This application relates generally to an internal combustion engine. More specifically, this application relates to a rotary internal combustion engine.
Internal combustion engines provide a mechanism for generating energy through the combustion of a fuel with an oxidizer, with typical fuels including diesel, gasoline, petroleum gas, and propane, and typical oxidizers including air. A number of different designs for internal combustion engines are known, including reciprocating engines in which pistons move within cylinders to convert pressure into rotational motion. Examples of reciprocating engines particularly include stroke engines, with designs that implement two-stroke cycles, four-stroke cycles, and six-stroke cycles, although there are other designs also.
Other structures for internal combustion engines avoid the use of pistons, such as by using rotors to effect the conversion of pressure into rotational motion instead of reciprocating pistons.
Both reciprocating engines and rotary engines are examples of engines that operate with intermittent combustion. Other designs use the same general principle of converting pressure into rotational motion, but are configured so that the combustion is continuous.
There are a number of sources of inefficiency in various engine designs, and some designs are more susceptible to operational failures. For example, in some rotary designs, contact between the rotary vanes and stationary parts of the engine reduces the lifetime of the engine because of progressive damage arising from friction. Other designs have constant-volume combustion chambers, limiting the ability for combustion gases to expand under pressure. In most such engines, the gases under pressure have little leverage when acting on the rotary part so that the efficiency can be low.

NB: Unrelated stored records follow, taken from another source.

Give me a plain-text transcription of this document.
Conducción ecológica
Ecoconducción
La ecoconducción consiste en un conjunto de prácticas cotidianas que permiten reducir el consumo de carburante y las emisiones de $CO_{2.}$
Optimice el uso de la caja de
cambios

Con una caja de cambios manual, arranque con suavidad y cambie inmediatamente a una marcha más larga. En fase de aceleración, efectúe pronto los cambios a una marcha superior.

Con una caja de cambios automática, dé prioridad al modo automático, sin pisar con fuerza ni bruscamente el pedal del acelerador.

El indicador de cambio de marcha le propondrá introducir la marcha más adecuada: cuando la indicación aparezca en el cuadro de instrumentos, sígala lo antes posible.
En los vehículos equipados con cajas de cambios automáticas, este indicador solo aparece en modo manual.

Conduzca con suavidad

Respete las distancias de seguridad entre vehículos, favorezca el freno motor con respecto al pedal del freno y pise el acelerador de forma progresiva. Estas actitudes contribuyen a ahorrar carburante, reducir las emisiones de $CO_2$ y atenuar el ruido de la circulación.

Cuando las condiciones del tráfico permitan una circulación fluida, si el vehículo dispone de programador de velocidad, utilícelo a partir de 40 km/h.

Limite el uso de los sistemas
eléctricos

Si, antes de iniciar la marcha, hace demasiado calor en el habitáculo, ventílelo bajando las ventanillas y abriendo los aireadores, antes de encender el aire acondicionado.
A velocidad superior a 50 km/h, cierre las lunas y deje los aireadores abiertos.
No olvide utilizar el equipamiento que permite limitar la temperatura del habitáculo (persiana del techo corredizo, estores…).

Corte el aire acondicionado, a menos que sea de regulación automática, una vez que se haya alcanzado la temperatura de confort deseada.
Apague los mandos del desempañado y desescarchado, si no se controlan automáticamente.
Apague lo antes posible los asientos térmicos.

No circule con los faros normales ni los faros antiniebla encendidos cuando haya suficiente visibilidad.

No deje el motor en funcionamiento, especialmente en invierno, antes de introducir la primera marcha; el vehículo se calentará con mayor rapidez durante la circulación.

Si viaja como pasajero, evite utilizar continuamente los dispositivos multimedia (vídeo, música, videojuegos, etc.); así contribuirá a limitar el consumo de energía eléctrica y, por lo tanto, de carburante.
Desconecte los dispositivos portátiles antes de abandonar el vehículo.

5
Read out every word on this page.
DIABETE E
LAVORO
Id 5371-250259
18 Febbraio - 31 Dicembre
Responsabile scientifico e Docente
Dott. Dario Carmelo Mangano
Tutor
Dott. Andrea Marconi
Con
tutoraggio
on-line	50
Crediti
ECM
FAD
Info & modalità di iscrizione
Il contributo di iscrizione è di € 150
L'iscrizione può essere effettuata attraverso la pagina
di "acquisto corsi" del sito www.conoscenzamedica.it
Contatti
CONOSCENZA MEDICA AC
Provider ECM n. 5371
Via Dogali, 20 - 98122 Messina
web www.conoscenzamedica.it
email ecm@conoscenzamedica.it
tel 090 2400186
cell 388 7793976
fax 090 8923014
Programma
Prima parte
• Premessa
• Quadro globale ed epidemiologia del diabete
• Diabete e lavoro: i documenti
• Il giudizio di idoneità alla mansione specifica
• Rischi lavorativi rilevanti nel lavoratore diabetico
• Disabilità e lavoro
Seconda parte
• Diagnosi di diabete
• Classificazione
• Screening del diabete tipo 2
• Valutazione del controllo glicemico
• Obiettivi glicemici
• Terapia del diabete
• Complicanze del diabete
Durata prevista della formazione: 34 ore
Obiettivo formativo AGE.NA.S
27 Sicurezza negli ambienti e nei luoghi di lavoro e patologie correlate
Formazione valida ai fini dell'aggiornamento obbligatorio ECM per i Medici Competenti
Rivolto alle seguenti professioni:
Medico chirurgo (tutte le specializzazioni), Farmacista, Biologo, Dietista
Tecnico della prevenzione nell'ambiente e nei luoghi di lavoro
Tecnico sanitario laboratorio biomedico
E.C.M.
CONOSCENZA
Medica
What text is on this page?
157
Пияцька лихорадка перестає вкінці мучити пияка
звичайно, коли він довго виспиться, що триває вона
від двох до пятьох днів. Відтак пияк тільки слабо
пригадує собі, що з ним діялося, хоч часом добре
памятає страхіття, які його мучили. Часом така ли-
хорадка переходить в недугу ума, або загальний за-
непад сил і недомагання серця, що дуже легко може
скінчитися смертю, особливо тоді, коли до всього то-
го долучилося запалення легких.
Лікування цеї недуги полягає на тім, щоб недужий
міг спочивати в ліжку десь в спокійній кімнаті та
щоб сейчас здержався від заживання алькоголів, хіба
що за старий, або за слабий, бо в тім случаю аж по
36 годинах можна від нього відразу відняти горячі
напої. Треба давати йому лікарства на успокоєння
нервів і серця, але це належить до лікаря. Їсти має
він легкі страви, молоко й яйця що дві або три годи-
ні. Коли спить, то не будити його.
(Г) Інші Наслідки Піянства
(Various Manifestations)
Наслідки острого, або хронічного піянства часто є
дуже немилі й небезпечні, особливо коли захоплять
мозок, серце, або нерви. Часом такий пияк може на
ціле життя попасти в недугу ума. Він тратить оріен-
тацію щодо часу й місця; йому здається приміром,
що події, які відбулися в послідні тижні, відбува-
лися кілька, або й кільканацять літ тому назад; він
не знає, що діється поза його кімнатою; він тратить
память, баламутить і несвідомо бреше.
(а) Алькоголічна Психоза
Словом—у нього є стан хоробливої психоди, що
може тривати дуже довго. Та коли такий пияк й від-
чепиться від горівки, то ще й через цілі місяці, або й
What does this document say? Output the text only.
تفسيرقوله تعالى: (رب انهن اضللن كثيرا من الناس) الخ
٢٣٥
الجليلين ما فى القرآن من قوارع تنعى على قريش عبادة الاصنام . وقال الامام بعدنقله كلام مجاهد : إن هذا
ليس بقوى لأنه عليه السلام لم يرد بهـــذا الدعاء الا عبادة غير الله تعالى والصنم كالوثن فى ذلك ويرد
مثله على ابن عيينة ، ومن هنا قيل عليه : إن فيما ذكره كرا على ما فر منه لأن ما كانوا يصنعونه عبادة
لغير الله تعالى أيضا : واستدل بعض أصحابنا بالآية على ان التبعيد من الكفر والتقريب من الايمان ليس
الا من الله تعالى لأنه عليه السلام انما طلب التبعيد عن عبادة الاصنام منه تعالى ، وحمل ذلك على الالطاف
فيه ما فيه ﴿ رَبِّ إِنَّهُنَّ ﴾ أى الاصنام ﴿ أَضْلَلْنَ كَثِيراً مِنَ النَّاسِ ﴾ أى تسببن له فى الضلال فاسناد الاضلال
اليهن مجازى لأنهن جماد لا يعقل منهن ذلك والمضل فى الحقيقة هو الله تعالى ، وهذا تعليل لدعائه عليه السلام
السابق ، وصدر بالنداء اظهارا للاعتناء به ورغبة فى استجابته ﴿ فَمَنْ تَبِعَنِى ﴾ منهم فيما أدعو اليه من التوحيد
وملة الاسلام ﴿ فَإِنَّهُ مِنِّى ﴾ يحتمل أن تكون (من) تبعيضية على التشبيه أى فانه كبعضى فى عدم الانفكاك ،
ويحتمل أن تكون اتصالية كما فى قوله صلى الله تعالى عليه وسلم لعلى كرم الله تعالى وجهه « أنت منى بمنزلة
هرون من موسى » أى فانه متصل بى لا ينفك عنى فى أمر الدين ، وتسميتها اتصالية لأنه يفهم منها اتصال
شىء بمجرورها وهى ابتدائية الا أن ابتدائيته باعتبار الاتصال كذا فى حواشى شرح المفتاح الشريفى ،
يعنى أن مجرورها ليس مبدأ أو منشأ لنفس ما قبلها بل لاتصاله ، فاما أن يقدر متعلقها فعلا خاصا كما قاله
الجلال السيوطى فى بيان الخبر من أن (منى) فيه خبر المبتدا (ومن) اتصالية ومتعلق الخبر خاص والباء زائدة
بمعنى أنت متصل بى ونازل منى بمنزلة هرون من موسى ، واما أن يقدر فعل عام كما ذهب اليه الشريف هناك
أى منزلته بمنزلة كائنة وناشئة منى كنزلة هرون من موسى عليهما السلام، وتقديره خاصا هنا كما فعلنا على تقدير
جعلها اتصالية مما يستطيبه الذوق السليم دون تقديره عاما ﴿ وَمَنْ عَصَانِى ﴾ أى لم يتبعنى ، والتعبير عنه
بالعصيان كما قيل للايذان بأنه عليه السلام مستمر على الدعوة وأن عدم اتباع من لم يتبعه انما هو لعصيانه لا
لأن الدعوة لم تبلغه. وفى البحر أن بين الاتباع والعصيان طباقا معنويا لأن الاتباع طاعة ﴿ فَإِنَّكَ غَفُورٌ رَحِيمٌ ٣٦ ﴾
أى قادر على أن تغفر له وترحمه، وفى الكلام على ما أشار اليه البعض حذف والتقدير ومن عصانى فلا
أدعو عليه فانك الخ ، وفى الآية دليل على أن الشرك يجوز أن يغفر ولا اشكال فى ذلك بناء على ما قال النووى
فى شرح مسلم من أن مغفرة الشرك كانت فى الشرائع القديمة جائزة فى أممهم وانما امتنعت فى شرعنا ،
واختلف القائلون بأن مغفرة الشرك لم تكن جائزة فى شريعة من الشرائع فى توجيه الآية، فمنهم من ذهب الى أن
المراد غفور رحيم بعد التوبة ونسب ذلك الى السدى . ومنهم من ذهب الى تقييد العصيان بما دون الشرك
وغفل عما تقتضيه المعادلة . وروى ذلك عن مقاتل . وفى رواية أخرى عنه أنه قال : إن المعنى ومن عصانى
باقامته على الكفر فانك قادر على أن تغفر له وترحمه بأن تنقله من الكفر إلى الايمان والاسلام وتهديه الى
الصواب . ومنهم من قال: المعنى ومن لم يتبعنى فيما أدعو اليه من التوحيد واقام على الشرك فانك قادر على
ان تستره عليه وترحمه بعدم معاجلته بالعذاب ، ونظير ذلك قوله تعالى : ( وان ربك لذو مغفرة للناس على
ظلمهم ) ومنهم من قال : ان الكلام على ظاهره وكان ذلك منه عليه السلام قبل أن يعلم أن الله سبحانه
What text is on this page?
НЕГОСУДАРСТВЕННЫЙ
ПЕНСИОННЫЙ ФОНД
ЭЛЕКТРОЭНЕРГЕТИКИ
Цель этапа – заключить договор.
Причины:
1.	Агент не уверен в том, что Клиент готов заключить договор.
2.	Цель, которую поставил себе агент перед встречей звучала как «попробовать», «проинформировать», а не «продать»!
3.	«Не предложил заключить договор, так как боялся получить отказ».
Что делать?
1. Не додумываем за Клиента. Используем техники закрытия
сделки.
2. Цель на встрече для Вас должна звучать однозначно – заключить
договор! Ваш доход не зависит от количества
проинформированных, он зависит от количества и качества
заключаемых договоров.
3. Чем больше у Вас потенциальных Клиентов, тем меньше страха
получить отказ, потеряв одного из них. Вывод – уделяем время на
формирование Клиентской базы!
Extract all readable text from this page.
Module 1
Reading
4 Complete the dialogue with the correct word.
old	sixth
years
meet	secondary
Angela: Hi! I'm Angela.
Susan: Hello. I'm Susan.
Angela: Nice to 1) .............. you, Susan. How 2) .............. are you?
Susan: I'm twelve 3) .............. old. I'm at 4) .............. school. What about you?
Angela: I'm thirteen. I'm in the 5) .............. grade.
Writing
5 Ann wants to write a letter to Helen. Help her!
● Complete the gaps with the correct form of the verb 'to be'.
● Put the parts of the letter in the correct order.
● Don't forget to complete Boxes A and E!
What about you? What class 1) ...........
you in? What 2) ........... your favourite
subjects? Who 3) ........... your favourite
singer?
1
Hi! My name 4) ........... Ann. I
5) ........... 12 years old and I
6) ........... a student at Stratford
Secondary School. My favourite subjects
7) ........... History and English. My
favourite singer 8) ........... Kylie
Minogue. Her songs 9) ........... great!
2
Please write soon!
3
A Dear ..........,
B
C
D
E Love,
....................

Some engines that function as conventional two- or four-stroke engines provide insufficient time for complete fuel burning or lack ways to cool, resulting in limited efficiency. Other disadvantages that are known with convention two- or four-stroke engines include variations in leverage, with relatively little leverage being provided at the beginning of the power stroke so that power may be lost at the end of the power stroke. In addition, the exhaust valve is typically opened when the cylinders are still under pressure, contributing to power loss, particularly at high revolution speeds. These types of engines tend to have a large number of moving parts, which can be heavy so that energy is lost in accelerating those parts. There may also be significant losses due to friction between the moving parts.